12 Abril 2023
"Assistimos assim a uma inversão total: o que é diabólico é abençoado por quem dele tira proveitos cada vez maiores, a guerra que não pertencia mais ao humano foi reintroduzida como compatível com a própria natureza do homem e aquela que havia ido além da razão como um meio adequado para ressarcir os direitos violados foi posta de volta sem que seja permitida outra razão além da vitória", escreve Raniero La Valle, jornalista e ex-senador italiano, em artigo publicado por Rocca, Nº 7, 01-04-2023. A tradução é de Luisa Rabolini.
Existe um repúdio à guerra que está na Constituição italiana, à qual não nos mantivemos fiéis (da participação na guerra contra o Iraque, depois contra a Iugoslávia, na enxurrada de armas enviadas para alimentar o conflito na Ucrânia) e existe um repúdio à guerra proclamado por João XXIII na “Pacem in terris” à qual a Igreja sempre se manteve fiel: do “guerra nunca mais!”, gritado por Paulo VI da tribuna da ONU, à oposição frontal de João Paulo II à Guerra do Golfo, ao Papa Francisco que definia a guerra como uma "mística da destruição".
E se o Papa João havia escrito que nesta época, que se orgulha do poderio atômico, a guerra havia ido além da razão (bellum alienum a ratione) e, portanto, não pertence mais ao humano, o Papa Francisco foi além não apenas definindo a guerra como "loucura”, mas qualificando a indústria armamentista, "que está por trás dela", como "diabólica".
Infelizmente com a guerra ucraniana e todas as outras que a acompanham a situação ainda piorou: a indústria de armas aumentou de tal forma a produção de armas que serão necessárias ainda mais guerras para usar todas elas; todos os jornais hoje falam da guerra como a coisa mais normal do mundo e nenhuma negociação é realizada para acabar com o sacrifício da Ucrânia e a guerra na Europa.
Assistimos assim a uma inversão total: o que é diabólico é abençoado por quem dele tira proveitos cada vez maiores, a guerra que não pertencia mais ao humano foi reintroduzida como compatível com a própria natureza do homem e aquela que havia ido além da razão como um meio adequado para ressarcir os direitos violados foi posta de volta sem que seja permitida outra razão além da vitória.
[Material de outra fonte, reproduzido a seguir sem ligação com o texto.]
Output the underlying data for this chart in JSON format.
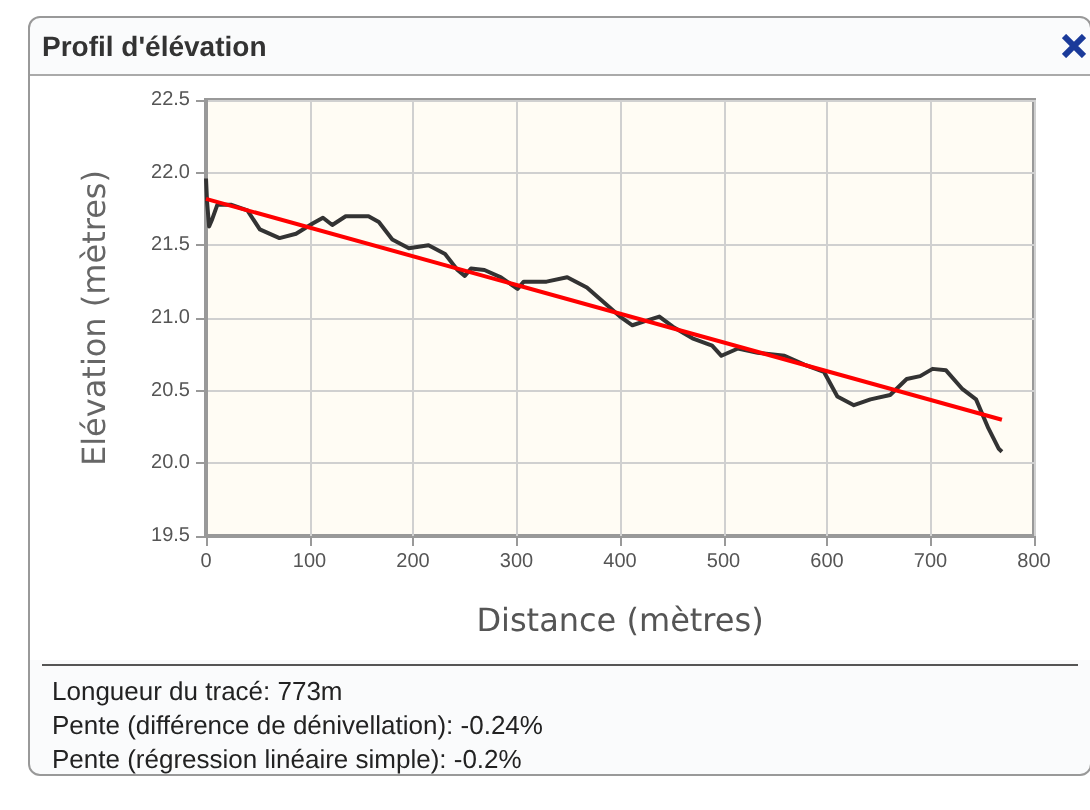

O revés da razão é tanto maior porque durante todo o período da Guerra Fria a incompatibilidade entre a guerra e a razão havia sido mantida firme e, aliás, havia sido vigiada pelo terror (a 'dissuasão'), dado o risco de guerra nuclear.
Foi com a primeira Guerra do Golfo, passado o medo da bomba atômica graças à derrubada do muro de Berlim, que a guerra foi recuperada, com a cumplicidade da ONU, como razoável e, mais ainda, justa e saudável, se desde então tem sido empregada mais vezes.
Hoje a guerra não se trava apenas em vários continentes (o Papa Francisco citou “a Síria que durante 13 anos está em uma guerra terrível, o Iêmen, Myanmar e em todo lugar na África"), mas foi colocada como estrutura da ordem internacional e pedra angular da nova visão de mundo: os próximos dez anos, segundo os Estados Unidos, serão de "competição estratégica" entre as grandes potências e poderiam acabar numa guerra com a China. O mundo é visto como "um campo de jogo global" no qual as Nações combatem e lutam pela supremacia.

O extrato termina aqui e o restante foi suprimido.